Procuradores do MPF dizem que denúncia da PGR contra Roberto Jefferson é fogo de palha

    Ao mesmo tempo em que vai ao STF, a subprocuradora Lindôra Araújo diz que tribunal não tem competência para julgar ex-deputado

    Foto: EBC/ Arquivo

    Procuradores do Ministério Público Federal (MPF) têm visto a denúncia feita pela Procuradoria-Geral da República (PGR) contra o ex-deputado Roberto Jefferson (PTB) como “fogo de palha”.

    Acusando Jefferson de incitação ao crime, a peça é assinada pela subprocuradora-geral da República, Lindôra Araújo.

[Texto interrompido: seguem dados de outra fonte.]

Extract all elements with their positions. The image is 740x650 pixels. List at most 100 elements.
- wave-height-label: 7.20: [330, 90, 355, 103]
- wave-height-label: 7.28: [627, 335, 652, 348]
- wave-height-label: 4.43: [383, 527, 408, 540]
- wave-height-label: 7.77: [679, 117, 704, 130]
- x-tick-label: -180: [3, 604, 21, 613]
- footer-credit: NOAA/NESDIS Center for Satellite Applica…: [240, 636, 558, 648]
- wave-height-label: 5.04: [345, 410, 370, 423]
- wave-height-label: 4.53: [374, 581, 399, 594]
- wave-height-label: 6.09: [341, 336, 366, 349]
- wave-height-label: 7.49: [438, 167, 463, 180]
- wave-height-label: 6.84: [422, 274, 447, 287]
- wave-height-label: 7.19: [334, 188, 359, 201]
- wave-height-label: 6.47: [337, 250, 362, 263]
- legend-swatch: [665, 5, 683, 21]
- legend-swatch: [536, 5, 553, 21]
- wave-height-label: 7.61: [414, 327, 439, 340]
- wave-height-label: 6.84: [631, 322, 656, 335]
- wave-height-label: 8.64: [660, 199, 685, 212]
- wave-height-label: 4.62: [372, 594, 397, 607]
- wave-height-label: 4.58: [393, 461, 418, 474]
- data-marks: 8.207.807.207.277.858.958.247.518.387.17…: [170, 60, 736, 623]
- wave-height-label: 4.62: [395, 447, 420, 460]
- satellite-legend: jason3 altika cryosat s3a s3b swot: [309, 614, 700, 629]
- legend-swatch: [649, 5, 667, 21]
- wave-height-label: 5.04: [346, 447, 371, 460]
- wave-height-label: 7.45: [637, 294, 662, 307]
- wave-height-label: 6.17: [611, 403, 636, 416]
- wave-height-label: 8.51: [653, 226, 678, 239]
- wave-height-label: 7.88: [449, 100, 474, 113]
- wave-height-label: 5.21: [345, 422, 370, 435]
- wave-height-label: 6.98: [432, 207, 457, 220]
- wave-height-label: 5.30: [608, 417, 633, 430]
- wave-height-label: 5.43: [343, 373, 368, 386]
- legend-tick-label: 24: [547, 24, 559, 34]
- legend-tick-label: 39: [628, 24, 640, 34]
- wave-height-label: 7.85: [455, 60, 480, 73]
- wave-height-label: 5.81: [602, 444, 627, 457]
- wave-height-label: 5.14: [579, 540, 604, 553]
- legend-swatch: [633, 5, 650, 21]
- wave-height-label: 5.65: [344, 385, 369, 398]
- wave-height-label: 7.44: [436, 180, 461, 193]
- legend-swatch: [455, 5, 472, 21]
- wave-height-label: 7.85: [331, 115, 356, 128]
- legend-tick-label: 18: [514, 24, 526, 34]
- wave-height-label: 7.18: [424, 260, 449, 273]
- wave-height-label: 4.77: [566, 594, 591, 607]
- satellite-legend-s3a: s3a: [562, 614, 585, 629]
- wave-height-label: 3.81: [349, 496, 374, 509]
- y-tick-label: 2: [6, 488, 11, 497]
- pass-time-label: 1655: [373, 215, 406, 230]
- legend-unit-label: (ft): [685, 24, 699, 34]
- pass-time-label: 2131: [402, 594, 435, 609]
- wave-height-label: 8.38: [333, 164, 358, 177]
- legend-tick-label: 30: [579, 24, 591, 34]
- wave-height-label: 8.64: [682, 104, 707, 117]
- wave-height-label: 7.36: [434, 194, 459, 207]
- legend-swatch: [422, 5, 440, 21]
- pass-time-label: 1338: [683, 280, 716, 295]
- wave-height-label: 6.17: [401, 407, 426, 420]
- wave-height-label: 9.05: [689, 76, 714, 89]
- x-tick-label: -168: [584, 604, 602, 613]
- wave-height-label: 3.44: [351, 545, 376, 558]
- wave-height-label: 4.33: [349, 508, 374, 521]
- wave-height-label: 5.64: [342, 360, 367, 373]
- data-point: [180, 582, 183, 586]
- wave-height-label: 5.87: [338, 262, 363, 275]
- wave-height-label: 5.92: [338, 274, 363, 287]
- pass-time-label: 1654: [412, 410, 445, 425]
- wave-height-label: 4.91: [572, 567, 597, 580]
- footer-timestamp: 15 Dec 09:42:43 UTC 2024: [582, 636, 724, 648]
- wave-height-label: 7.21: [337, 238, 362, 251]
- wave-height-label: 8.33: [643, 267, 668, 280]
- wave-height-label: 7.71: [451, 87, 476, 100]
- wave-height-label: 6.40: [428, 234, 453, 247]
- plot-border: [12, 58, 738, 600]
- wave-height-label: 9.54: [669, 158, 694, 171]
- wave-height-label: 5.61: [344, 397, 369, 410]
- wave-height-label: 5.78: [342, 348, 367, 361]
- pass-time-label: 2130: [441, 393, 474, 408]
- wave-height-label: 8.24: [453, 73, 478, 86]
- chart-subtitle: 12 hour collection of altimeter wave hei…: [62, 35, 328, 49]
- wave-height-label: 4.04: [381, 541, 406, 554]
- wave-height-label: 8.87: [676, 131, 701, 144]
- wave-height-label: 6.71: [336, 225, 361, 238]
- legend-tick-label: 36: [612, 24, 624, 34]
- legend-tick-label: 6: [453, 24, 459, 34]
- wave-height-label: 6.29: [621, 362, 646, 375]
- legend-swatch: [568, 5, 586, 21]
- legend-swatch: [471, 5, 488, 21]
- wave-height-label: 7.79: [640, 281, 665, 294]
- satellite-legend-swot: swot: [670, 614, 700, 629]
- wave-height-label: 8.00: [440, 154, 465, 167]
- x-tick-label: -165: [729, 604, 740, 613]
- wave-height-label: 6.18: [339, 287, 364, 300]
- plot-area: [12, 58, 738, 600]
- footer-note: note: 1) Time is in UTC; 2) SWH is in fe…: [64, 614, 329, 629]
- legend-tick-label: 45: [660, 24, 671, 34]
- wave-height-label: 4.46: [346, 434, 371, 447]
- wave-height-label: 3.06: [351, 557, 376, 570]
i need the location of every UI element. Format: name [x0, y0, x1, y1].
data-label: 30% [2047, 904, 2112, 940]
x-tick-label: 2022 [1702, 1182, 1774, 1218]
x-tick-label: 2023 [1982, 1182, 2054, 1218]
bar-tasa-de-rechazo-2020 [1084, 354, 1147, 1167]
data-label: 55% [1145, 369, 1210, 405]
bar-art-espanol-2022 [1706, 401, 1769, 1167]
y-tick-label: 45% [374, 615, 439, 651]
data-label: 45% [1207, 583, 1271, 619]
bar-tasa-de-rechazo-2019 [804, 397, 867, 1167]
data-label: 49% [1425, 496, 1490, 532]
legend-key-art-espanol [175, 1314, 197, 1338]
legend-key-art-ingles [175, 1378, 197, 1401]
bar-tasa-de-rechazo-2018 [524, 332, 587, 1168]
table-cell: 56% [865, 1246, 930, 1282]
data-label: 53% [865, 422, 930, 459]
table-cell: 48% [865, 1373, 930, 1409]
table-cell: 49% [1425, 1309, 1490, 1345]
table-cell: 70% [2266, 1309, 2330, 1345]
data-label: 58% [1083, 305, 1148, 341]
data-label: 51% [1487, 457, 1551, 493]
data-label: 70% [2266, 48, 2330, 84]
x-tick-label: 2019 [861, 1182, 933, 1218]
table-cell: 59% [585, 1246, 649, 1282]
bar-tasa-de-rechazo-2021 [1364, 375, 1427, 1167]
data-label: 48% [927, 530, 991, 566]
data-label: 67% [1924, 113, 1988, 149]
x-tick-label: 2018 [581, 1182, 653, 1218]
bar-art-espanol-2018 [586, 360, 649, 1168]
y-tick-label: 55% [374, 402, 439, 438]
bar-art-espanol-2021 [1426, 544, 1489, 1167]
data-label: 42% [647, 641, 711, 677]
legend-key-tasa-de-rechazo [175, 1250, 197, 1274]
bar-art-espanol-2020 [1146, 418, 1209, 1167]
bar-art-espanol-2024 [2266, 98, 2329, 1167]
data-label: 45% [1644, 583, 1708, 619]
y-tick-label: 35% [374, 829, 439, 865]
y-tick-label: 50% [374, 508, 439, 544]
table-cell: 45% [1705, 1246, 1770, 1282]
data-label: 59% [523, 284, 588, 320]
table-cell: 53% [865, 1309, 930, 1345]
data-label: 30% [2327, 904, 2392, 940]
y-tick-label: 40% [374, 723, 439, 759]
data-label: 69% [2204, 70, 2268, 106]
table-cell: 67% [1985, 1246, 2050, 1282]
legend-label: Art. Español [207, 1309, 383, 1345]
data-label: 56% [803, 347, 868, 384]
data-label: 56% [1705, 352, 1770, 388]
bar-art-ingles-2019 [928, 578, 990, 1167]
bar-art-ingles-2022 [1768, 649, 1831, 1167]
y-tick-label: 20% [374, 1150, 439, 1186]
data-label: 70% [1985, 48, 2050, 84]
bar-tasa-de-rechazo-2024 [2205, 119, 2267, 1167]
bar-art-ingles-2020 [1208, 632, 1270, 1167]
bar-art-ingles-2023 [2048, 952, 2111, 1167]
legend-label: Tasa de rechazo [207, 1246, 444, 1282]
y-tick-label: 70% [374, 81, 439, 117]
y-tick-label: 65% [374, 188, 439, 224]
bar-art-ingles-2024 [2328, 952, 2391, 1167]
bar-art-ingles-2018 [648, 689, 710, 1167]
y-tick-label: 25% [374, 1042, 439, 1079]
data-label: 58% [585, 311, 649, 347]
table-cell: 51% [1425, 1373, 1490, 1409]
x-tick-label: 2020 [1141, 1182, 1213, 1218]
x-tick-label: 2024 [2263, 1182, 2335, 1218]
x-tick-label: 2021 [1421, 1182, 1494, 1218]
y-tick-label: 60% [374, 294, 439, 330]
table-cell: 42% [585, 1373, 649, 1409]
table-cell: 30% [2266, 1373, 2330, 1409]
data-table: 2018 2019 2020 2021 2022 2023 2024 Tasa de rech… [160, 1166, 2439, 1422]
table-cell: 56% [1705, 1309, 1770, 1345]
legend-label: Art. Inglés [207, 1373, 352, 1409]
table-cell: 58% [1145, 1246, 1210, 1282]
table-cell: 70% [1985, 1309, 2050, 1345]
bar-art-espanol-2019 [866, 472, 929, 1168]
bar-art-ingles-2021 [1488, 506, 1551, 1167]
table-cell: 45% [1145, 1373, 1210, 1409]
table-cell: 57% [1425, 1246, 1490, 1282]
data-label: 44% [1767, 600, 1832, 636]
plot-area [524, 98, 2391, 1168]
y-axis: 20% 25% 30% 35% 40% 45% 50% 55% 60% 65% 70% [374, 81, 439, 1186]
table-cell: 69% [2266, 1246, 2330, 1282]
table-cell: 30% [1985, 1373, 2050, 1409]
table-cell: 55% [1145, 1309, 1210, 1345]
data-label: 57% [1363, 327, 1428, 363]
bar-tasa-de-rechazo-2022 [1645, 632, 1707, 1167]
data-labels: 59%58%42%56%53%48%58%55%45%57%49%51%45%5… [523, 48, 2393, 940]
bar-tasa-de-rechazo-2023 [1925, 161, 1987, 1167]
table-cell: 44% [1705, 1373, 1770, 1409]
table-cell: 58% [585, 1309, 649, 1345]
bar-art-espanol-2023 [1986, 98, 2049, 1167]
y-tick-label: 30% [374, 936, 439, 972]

    Ao final da denúncia, no entanto, ela pede que “seja apreciado eventual declínio da competência”, sugerindo que o caso não deve ser analisado pelo STF (Supremo Tribunal Federal) e que, portanto, a PGR não tem atribuição para fazer a denúncia.

    Se o pedido da subprocuradora-geral for atendido, o caso de Roberto Jefferson deixaria o Supremo e iria para a primeira instância, o que daria a ele mais prazo e instâncias para recorrer

    Segundo a coluna Painel, da Folha de S.Paulo, procuradores avaliam que o parecer abre brechas para que a defesa do ex-deputado conteste a denúncia e afirmam que Lindôra Araújo “planta nulidade” ao fazer uma acusação que não deve prosperar, já que é baseada, principalmente, em recortes de jornais.

    A denúncia também é apontada por membros do MPF como um gesto de Araújo, braço direito do procurador-geral da República, Augusto Aras, para rebater a acusação de que a PGR é omissa diante de casos que envolvam o entorno e o próprio presidente Jair Bolsonaro (sem partido).